去る2月13日に宮崎県宮崎市で「世界のジャポニカ米と日本産米の競争力 」をテーマに掲げた国際学術調査研究の報告会が開催された。日本の研究者に加えて、世界的に著名なコメの研究者である米国・アーカンソー大学のE.ウェイルス教授、韓国・高麗大学のD. B.ハン教授が招かれ、講演した。当日の模様を誌面で紹介する。今回は、日本の研究者らによる「日本のコメは国際競争力がどれくらいあるのか?」「生産コストと品質から診る競争力は?」といった報告を取り上げる。 (取材・まとめ/加藤祐子)

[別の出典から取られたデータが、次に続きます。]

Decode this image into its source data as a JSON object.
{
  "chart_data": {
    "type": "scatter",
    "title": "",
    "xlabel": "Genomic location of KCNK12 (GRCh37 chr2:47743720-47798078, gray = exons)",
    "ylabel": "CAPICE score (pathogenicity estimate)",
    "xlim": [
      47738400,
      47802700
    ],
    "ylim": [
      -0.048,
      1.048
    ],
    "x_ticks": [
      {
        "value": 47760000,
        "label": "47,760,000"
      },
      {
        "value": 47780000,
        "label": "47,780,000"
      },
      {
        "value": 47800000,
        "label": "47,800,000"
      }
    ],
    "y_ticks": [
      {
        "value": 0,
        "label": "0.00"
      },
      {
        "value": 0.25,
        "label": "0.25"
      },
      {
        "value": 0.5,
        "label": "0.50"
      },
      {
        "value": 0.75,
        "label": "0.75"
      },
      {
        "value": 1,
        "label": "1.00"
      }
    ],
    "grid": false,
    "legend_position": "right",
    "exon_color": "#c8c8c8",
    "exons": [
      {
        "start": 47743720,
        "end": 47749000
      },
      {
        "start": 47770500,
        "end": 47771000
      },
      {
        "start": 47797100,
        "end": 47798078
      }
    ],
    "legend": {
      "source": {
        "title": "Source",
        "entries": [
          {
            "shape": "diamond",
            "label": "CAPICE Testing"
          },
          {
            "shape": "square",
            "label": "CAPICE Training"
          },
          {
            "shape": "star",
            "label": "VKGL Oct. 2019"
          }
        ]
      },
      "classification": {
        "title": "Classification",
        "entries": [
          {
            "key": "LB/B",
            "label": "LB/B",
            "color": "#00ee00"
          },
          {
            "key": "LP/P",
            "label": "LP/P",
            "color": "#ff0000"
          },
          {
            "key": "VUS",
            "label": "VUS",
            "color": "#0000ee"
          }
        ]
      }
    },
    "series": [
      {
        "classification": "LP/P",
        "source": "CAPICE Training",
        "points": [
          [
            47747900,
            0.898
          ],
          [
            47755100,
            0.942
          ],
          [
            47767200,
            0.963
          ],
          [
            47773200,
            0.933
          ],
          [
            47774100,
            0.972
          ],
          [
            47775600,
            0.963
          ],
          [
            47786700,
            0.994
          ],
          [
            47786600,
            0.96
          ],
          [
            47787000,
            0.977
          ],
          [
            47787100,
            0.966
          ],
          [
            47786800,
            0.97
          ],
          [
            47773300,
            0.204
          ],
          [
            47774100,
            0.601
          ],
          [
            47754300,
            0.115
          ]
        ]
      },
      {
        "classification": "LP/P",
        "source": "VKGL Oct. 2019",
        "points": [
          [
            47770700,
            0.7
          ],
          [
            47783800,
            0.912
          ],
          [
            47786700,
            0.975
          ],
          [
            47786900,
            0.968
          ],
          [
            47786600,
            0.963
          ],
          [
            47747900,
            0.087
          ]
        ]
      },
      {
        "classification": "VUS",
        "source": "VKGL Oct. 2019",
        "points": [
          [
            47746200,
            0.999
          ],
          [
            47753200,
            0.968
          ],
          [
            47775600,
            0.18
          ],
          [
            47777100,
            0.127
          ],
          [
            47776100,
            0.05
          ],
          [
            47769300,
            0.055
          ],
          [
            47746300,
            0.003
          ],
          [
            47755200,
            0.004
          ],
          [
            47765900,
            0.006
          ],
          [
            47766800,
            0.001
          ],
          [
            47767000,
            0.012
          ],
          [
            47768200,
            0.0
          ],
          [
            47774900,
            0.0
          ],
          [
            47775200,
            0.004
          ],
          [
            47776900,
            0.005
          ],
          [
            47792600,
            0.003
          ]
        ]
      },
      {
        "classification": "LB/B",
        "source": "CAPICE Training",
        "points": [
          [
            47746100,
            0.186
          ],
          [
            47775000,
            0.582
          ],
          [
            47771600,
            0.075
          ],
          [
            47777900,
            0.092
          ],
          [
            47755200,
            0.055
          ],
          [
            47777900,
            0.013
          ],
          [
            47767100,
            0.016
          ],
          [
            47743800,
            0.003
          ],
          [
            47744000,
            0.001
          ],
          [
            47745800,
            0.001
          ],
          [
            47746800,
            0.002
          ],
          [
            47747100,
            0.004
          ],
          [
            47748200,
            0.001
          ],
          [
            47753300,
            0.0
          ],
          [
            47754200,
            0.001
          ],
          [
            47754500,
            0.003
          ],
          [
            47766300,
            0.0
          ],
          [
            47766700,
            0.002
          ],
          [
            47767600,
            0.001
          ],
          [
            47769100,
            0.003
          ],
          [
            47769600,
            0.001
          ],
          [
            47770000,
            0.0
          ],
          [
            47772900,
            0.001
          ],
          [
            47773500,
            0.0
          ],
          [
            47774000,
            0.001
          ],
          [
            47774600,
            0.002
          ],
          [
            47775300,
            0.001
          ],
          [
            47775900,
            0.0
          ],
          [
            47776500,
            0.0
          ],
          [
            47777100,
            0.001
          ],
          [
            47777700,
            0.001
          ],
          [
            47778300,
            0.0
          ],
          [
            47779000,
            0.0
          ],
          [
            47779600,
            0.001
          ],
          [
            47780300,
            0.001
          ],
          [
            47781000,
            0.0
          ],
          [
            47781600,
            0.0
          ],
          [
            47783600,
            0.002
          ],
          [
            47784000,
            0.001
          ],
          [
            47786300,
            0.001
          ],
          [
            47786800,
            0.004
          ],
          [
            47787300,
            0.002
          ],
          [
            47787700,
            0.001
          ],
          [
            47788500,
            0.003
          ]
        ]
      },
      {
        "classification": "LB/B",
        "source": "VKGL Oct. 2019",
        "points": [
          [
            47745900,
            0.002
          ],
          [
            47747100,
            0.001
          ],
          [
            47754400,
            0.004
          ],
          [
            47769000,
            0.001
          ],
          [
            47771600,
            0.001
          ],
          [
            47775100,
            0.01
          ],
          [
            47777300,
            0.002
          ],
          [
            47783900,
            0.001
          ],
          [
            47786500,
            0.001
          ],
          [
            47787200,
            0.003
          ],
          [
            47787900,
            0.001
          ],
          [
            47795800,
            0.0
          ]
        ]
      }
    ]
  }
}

同会に際して、世界のジャポニカ米研究グループの研究代表者を務める九州大学大学院農学研究院の伊東正一教授が挨拶した。1990年にジャポニカ米の研究を始め、これまでは主に海外の情報だけを集めていたが、研究テーマに国内の技術競争力についても加えていかなければならなくなった。今回は科学研究費の「外国産ジャポニカ米の官能食味試験評価および国産米競争力分析に関する学術研究」という研究テーマの中間発表として、情報をみなさんと共有しながら、さらに情報交換を行ないたいと述べた。

セッション1
外国産ジャポニカ米の
官能食味試験評価

お米の味、品種改良において、日本を代表する研究者である松江勇次氏(九州大学特任教授)と、あきたこまちを中心に品種について研究をしている加藤和直氏(秋田県農業試験場・研究員)が報告した。

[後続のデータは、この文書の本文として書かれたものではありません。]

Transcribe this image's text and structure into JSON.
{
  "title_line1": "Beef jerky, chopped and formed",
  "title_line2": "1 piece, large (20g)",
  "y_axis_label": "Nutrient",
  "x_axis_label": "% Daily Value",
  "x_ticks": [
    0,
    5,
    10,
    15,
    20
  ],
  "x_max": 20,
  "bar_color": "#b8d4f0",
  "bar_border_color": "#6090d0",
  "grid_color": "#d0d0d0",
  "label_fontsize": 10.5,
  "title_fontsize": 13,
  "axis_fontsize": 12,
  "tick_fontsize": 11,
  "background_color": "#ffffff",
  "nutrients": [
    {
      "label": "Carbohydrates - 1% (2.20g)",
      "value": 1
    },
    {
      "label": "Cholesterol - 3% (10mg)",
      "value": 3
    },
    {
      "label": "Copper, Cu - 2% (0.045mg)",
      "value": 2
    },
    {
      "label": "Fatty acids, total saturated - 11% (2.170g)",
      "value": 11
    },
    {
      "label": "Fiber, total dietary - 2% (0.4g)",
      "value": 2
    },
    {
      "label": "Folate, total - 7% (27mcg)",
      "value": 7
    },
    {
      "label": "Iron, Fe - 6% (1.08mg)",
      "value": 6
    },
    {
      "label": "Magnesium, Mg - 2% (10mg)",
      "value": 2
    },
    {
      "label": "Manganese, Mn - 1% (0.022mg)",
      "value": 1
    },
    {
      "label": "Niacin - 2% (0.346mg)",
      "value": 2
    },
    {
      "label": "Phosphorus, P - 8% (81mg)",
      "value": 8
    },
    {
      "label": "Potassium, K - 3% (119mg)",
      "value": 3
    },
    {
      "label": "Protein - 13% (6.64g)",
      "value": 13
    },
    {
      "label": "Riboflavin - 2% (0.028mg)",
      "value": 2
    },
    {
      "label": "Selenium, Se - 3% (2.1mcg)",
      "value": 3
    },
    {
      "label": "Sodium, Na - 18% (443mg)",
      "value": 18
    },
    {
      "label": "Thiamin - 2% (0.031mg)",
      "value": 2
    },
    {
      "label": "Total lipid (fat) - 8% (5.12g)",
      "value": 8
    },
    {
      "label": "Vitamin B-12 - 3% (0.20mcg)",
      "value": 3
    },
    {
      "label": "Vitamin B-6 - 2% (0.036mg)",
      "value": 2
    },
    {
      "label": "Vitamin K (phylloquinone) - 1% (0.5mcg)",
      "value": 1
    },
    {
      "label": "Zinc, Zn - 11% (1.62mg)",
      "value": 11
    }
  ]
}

この研究を進めるにあたってのポイントは、その国の嗜好性が重要で、その嗜好性に基づいた食味評価と、普及している品種の食味を明らかにすることである。
日本の食味官能試験では、基準となるお米と比べてどうであるかを判定する。外観については、光沢、白さ、粒の形、形崩れていないか、精米時の胚芽が残っていないか。香りについては、嗅いだときと食べた時の鼻に抜ける香りが良いかどうか。味については、うま味と甘み。硬さについては、噛んだ時に硬いか柔らかいか。粘りは噛んで離すときの感覚。これらの各項目に加えて、直感的な総合評価を行なう。

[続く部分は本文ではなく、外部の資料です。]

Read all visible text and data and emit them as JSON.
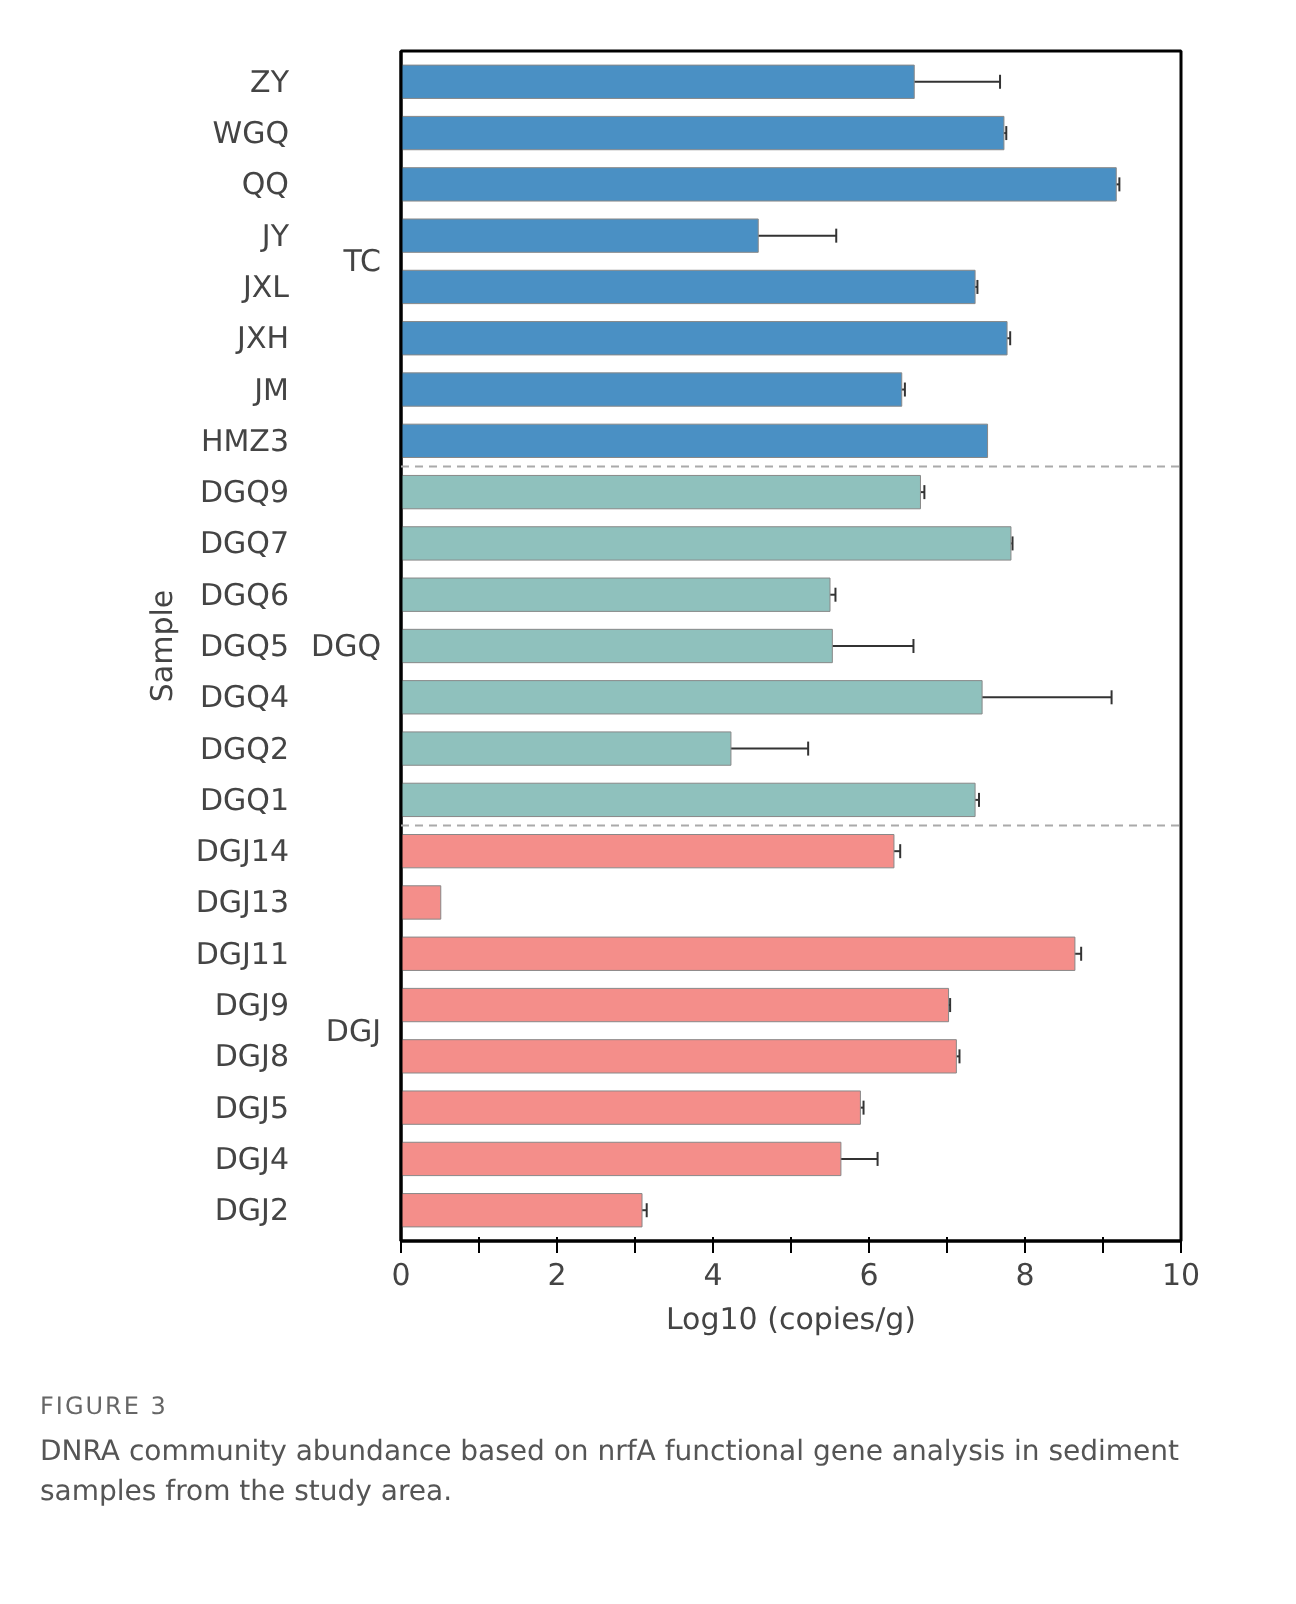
{
  "chart_data": {
    "type": "bar",
    "orientation": "horizontal",
    "xlabel": "Log10 (copies/g)",
    "ylabel": "Sample",
    "categories": [
      "ZY",
      "WGQ",
      "QQ",
      "JY",
      "JXL",
      "JXH",
      "JM",
      "HMZ3",
      "DGQ9",
      "DGQ7",
      "DGQ6",
      "DGQ5",
      "DGQ4",
      "DGQ2",
      "DGQ1",
      "DGJ14",
      "DGJ13",
      "DGJ11",
      "DGJ9",
      "DGJ8",
      "DGJ5",
      "DGJ4",
      "DGJ2"
    ],
    "series": [
      {
        "name": "TC",
        "color": "#4a90c4",
        "values": [
          6.58,
          7.73,
          9.17,
          4.58,
          7.36,
          7.77,
          6.42,
          7.52,
          null,
          null,
          null,
          null,
          null,
          null,
          null,
          null,
          null,
          null,
          null,
          null,
          null,
          null,
          null
        ],
        "errors": [
          1.1,
          0.03,
          0.04,
          1.0,
          0.03,
          0.04,
          0.04,
          null,
          null,
          null,
          null,
          null,
          null,
          null,
          null,
          null,
          null,
          null,
          null,
          null,
          null,
          null,
          null
        ]
      },
      {
        "name": "DGQ",
        "color": "#8fc1bd",
        "values": [
          null,
          null,
          null,
          null,
          null,
          null,
          null,
          null,
          6.66,
          7.82,
          5.5,
          5.53,
          7.45,
          4.23,
          7.36,
          null,
          null,
          null,
          null,
          null,
          null,
          null,
          null
        ],
        "errors": [
          null,
          null,
          null,
          null,
          null,
          null,
          null,
          null,
          0.05,
          0.02,
          0.07,
          1.04,
          1.66,
          0.99,
          0.05,
          null,
          null,
          null,
          null,
          null,
          null,
          null,
          null
        ]
      },
      {
        "name": "DGJ",
        "color": "#f48e8a",
        "values": [
          null,
          null,
          null,
          null,
          null,
          null,
          null,
          null,
          null,
          null,
          null,
          null,
          null,
          null,
          null,
          6.32,
          0.51,
          8.64,
          7.02,
          7.12,
          5.89,
          5.64,
          3.09
        ],
        "errors": [
          null,
          null,
          null,
          null,
          null,
          null,
          null,
          null,
          null,
          null,
          null,
          null,
          null,
          null,
          null,
          0.08,
          null,
          0.08,
          0.02,
          0.04,
          0.04,
          0.47,
          0.06
        ]
      }
    ],
    "xlim": [
      0,
      10
    ],
    "xticks": [
      0,
      {
        "value": 1,
        "label": null
      },
      2,
      {
        "value": 3,
        "label": null
      },
      4,
      {
        "value": 5,
        "label": null
      },
      6,
      {
        "value": 7,
        "label": null
      },
      8,
      {
        "value": 9,
        "label": null
      },
      10
    ],
    "grid": false,
    "annotations": [
      "FIGURE 3",
      "DNRA community abundance based on nrfA functional gene analysis in sediment samples from the study area."
    ]
  }
}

まず、日本でおいしいと言われるお米はどういうものか。外観(見た目)は白くて、ツヤがあるもの、味はほんのり甘みがあるもの、適度な粘りがあるもの、硬さは硬いよりは柔らかいもの、香りは食べた時に邪魔しないものが挙げられる。日本人が良食味と判断する場合には、外観も味も重視していることがわかった。硬さについてはこだわりが少ないようだ。
次に、米国産ジャポニカ米、特にカルフォルニア産米の日系人を含まない米国人の嗜好性を日本人の好みと比較した。ジャポニカ米は米国ではカルフォニア州を中心に普及しており、ロサンゼルスとサクラメントで、日本で一般的な外観、味、粘り、硬さによる総合評価の調査で行なった。日本と米国で同時に試験をした経験は少ないので、面白い結果が表れた。味わうという感覚が外国の人にとっては理解がしにくいようで、日本人が好む品種と米国人の好みは違うことが明確にわかった。特に粘りの強い品種は好まないようだ。
きらら397を基準米として、米国産米の食味を10点法で評価したところ、国産米と同様に、総合評価と味が良食味米の判断基準になっていた。特徴的なのは香りで、独特の香りがある。コシヒカリ単一のTAMAKI GOLDでも香りが大きく残る。水分含有率が低めで、白米の水分含有率に比例して、食味が劣る傾向が認められた。
続いて、アジアでの食味の評価方法ならびに品種の実態調査を行なった。中国では、外観や味、香りについて100点法で評価されてきたが、評価項目が多く煩雑で、日本の方式に見直されてきた。コシヒカリやあきたこまち並みの吉林省産や遼寧省産の品種が好まれている。一方、台湾での評価方法は、日本の評価方法をベースに改良されている。
ミャンマーでは、食味の良い悪いはアミロースの含有量で評価している。一般に22前後を良食味と言われている。ポッサンムエというコシヒカリと遺伝子構造が似ている品種が良食味として普及している。重量ではなくミルク缶を用いた量り売りで、販売価格はキロ当たり35~60円である。
あきたこまちを基準米にして、米国で良食味と言われる品種M-401を比較として入れて、中国・台湾産の銘柄と比較をした。白米の水分含有率は適当範囲内で、品種の銘柄に「香」と明記されたいわゆる香り米の品種は、ある程度高い評価が得られたものもあれば、香りが大きくマイナスになるものもある。中国・台湾産米も総合評価と味・香り・粘りとの相関が得られたが、品種構成では香り米が多いことも判明した。
外国産米の食味官能試験を行なう場合は、白米の水分含有率が大きく関係している。きちんと水分を保持することが重要である。香りが強い品種が多いので、パネラーに先入観を与えるということがわかった。
質疑では、コメの調理の仕方によって食味の評価は変わるのではないかという質問に対しては、だからこそ、お米そのものの食味の世界標準をつくりたいという思いで取り組んでいると松江氏は答えた。

セッション2
国際米の国際競争力
強化の可能性

はじめに南石晃明氏(九州大学大学院農学研究院・教授)が稲作経営における生産コスト低下の可能性と経営戦略について報告した。
生産コストの低下の可能性は、農業生産法人の育成をし、規模を拡大することで実現できるとした。作付面積でみれば、欧米に比べて経営規模が小さいことは知られているが、売上規模で見れば、農業生産法人の経営規模は小さくない。売上高が3億円規模の農業生産法人が急速に増えていることからも実現可能という。また、ICTを活用することで、生産技術や生産管理の革新をすることで、キロ当たり150円程度は達成できるという見通しを持っている。さらに収量増が見込めれば、もっと下げられるだろう。